Laura Perry
Thanksgiving Thoughts

When a holiday comes around, I like to look through my old blog posts to see what I've already written on the subject. Today is Thanksgiving here in the US, and in the past I've contemplated a Minoan-style celebration of the day as well as a year-long experiment in thankfulness that, like most experiments of this type, didn't go as I expected.
Thanksgiving is one of my favorite holidays: a harvest feast to celebrate all the good things in life, abundance, and gratitude. But it's also fraught with serious historical problems and capitalist labor issues.

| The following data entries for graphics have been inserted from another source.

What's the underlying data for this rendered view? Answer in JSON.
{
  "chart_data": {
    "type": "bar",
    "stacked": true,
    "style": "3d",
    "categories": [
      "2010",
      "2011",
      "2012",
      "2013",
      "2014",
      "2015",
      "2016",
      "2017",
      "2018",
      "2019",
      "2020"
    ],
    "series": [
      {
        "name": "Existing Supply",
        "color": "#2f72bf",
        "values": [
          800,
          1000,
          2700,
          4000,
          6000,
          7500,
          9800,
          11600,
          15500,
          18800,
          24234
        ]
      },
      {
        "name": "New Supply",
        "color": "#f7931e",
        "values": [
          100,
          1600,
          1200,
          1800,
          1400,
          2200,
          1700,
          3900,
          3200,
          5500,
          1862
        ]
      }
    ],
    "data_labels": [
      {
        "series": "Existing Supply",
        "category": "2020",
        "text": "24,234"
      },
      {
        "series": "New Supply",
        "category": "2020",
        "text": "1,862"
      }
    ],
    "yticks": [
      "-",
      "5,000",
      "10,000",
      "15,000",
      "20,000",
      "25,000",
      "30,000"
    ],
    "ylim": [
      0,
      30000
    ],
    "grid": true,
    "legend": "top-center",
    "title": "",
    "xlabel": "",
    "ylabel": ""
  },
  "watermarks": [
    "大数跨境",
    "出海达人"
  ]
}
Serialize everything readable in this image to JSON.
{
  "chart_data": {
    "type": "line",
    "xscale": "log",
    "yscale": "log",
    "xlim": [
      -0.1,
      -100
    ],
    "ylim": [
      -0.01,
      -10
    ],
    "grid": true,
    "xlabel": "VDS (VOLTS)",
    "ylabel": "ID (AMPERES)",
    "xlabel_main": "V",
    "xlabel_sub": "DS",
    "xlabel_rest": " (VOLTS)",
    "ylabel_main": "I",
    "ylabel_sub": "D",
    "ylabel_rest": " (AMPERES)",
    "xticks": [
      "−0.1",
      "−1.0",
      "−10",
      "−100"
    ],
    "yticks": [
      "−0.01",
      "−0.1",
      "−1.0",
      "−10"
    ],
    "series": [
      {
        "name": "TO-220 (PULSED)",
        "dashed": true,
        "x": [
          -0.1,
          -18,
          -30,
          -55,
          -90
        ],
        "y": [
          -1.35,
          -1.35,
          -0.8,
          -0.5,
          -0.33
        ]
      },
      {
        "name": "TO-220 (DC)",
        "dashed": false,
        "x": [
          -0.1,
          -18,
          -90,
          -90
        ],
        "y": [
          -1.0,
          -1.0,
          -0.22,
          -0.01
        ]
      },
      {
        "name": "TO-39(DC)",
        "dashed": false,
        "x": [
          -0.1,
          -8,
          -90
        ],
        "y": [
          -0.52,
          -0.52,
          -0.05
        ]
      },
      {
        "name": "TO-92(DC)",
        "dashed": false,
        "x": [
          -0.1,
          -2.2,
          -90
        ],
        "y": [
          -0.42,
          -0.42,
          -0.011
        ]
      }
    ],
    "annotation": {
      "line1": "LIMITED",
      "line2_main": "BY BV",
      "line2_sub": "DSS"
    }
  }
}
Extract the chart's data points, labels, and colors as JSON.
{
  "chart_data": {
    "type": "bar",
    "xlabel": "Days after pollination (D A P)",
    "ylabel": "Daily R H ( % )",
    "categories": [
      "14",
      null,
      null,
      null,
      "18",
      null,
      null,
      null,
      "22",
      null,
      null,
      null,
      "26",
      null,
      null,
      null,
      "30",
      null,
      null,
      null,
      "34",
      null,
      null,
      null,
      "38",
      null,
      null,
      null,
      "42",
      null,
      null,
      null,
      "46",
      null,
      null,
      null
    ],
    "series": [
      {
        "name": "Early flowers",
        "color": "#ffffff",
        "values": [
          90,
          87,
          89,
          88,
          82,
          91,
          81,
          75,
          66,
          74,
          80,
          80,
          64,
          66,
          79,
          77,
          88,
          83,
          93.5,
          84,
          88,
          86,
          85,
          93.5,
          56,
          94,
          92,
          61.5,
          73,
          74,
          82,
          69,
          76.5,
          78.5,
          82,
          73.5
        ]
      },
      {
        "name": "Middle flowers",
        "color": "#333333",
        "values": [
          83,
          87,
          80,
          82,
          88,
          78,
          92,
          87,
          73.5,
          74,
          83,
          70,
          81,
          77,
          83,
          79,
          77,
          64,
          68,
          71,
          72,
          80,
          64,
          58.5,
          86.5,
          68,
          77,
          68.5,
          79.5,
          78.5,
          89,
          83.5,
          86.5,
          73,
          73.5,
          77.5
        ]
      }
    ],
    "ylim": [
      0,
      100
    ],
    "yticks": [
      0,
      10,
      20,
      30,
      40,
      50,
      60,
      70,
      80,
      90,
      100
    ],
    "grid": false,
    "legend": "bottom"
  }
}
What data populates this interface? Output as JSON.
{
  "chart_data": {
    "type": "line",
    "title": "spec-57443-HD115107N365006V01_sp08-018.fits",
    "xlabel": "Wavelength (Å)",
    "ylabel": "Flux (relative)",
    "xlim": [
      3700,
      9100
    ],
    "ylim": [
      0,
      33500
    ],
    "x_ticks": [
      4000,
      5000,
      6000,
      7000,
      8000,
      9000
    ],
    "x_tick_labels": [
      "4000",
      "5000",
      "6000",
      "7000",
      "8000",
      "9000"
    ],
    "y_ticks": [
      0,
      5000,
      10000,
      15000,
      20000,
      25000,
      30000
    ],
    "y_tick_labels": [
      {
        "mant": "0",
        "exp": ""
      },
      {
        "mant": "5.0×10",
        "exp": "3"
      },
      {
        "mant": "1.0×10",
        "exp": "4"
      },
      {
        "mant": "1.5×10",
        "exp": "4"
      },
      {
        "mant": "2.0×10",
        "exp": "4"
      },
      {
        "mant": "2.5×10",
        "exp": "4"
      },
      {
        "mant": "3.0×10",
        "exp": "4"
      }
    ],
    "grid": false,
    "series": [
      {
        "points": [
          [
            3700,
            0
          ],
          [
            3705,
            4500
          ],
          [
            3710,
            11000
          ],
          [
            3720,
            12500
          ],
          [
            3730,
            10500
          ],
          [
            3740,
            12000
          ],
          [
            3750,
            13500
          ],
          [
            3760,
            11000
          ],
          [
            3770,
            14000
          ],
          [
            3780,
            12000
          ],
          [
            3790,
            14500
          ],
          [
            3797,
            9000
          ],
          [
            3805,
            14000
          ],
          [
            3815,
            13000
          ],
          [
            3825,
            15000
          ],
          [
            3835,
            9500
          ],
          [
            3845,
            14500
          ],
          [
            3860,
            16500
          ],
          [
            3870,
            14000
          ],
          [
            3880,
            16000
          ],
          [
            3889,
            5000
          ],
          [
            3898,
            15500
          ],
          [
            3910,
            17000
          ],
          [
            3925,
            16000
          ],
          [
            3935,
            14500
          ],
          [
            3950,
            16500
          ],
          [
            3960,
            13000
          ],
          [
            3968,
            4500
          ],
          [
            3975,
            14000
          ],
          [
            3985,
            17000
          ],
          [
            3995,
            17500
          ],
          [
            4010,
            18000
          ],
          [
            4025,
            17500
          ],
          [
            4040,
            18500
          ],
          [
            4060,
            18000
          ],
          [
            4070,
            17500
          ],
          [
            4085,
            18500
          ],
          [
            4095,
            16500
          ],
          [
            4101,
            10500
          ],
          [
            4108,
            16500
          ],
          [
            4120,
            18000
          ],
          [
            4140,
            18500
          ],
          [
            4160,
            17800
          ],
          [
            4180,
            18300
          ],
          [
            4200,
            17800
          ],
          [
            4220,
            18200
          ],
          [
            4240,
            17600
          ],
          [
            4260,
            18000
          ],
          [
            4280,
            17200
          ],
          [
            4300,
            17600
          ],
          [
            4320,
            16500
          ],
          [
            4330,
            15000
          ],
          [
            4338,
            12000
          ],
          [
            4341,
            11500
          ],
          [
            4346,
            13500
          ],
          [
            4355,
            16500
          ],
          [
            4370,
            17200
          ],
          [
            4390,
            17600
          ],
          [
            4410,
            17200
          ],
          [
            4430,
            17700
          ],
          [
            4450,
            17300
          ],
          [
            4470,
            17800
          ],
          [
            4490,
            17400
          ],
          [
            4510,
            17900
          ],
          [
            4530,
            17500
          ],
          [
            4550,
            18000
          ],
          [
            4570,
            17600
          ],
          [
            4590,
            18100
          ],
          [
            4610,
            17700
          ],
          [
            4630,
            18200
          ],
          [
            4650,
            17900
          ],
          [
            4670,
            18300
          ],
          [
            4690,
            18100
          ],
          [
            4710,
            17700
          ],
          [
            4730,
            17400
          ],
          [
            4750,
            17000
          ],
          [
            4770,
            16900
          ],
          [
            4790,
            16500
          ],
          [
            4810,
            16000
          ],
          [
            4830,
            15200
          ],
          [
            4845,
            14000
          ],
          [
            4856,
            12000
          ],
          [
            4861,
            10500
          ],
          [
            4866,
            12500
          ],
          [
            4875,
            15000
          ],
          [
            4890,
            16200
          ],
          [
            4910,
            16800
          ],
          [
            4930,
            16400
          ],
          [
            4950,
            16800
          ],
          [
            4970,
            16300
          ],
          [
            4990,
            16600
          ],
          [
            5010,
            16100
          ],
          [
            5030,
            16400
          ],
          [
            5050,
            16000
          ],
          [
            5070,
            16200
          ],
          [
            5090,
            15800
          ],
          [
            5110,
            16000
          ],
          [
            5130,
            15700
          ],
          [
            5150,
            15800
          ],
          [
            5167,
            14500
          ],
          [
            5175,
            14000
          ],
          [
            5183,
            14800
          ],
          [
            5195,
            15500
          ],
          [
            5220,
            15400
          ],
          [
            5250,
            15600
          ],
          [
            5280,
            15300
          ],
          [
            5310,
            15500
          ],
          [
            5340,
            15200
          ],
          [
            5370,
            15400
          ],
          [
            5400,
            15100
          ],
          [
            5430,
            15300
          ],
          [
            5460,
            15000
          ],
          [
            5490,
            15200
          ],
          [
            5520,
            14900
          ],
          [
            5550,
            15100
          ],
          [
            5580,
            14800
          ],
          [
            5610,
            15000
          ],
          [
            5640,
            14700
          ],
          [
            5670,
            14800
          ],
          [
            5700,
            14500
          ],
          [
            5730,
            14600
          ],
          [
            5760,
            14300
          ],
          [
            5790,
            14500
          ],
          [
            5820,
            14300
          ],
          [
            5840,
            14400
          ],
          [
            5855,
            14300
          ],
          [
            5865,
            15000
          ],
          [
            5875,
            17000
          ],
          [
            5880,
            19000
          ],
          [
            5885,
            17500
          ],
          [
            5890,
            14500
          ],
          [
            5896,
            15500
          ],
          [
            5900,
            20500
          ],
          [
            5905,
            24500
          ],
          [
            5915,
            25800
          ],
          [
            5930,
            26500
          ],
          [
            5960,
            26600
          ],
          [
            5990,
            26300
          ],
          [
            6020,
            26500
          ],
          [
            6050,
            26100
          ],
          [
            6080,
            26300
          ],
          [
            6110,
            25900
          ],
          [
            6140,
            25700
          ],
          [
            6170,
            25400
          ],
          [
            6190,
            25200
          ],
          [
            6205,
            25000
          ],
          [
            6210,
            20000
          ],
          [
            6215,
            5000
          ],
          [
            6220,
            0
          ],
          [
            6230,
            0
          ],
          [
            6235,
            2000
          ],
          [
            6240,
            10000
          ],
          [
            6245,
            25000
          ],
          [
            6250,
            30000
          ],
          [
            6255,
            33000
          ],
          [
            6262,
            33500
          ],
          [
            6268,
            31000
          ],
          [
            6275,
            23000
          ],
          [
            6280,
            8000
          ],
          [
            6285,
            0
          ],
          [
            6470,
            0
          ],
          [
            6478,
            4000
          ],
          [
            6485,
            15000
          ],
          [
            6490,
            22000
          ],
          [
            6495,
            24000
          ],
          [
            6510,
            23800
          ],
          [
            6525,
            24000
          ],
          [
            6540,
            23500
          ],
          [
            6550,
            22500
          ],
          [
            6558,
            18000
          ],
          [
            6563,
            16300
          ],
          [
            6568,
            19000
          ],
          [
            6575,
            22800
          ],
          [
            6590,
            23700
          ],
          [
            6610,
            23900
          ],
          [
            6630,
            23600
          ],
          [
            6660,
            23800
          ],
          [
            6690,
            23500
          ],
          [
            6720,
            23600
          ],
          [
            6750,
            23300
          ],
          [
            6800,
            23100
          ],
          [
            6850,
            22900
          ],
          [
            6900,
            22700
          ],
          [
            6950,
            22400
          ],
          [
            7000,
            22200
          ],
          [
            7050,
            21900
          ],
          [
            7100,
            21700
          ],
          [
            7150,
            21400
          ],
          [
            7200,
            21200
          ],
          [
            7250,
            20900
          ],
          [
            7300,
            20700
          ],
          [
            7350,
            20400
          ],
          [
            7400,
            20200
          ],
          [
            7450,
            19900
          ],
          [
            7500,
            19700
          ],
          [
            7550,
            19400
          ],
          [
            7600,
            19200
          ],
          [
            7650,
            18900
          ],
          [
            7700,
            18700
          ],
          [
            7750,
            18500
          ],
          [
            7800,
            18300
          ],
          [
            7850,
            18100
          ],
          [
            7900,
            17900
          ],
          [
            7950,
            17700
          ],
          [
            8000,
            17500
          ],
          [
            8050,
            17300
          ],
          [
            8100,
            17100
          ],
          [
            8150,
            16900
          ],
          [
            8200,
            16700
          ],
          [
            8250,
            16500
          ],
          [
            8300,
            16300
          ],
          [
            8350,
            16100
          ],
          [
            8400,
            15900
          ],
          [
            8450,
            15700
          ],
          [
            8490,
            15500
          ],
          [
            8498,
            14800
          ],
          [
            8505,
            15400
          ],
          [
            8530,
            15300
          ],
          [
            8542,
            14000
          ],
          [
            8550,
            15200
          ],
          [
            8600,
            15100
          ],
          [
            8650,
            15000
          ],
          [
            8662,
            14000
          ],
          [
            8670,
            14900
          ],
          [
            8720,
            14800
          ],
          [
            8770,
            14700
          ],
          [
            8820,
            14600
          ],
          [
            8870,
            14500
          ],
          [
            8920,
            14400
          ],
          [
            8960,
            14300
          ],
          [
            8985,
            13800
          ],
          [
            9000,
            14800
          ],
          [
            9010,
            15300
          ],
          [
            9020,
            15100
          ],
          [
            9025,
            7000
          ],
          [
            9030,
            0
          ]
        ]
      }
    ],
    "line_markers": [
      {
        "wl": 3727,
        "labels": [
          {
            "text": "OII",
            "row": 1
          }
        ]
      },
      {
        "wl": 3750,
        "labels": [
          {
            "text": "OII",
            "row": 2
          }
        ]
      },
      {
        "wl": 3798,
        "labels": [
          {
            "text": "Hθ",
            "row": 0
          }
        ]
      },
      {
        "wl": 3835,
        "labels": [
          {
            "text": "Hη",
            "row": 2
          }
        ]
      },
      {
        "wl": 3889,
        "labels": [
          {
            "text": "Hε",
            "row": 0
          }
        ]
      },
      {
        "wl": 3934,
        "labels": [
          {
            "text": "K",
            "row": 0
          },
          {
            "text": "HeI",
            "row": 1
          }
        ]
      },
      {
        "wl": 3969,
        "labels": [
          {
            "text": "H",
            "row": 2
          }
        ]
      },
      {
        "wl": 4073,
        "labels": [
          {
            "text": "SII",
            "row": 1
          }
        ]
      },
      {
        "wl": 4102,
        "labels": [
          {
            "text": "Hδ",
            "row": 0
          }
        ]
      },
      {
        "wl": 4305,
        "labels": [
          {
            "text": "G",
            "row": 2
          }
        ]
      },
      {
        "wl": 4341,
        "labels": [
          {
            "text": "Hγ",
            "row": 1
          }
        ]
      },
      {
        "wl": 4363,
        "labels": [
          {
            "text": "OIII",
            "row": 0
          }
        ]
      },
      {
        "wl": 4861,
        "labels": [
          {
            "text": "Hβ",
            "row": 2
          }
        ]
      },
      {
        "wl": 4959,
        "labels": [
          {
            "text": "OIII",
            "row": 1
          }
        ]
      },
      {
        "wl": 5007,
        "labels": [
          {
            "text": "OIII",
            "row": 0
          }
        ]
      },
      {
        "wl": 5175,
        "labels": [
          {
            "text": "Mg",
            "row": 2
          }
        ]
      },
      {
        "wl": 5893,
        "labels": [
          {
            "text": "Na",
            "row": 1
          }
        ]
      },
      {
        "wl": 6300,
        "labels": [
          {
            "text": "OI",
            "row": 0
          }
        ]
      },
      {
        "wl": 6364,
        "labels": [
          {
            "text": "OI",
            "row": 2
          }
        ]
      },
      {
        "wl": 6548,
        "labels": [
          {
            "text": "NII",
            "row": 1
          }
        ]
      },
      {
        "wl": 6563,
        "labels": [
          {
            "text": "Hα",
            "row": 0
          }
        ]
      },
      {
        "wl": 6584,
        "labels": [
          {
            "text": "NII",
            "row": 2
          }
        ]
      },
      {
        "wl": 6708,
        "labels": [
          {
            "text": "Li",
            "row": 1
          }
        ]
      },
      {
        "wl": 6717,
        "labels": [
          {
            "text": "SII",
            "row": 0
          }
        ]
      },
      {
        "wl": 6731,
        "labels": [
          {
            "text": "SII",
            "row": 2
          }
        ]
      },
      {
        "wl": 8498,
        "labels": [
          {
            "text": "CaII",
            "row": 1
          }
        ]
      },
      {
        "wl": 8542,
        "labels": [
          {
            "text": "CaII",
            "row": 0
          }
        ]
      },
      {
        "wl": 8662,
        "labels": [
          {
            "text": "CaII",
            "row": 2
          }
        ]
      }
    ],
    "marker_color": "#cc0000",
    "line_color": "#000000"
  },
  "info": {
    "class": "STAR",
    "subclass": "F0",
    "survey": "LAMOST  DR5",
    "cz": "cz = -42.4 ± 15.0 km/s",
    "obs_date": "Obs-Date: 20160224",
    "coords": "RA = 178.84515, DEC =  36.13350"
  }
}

So how can we celebrate Thanksgiving in a way that has meaning for us and isn't hurtful to others? By focusing on the harvest aspect of the day. For as long as there has been agriculture, there have been harvests. That's thousands of years of human history and prehistory that we share with each other and our ancestors.
So thank the Earth, the source of our food and our very lives. And thank the ancestors, on whose shoulders we stand. If you didn't have a dumb supper at Samhain (or even if you did), include the ancestors at your Thanksgiving table. If this has been a rough year for you and yours, hold onto those ancestors as a source of strength. Maybe sing them a song of appreciation.
And hold onto each other. Whether your Thanksgiving table is full of blood family or family of choice, look each other in the eye and say, "Thank you for being here." And hear it with your heart when they say the same thing to you.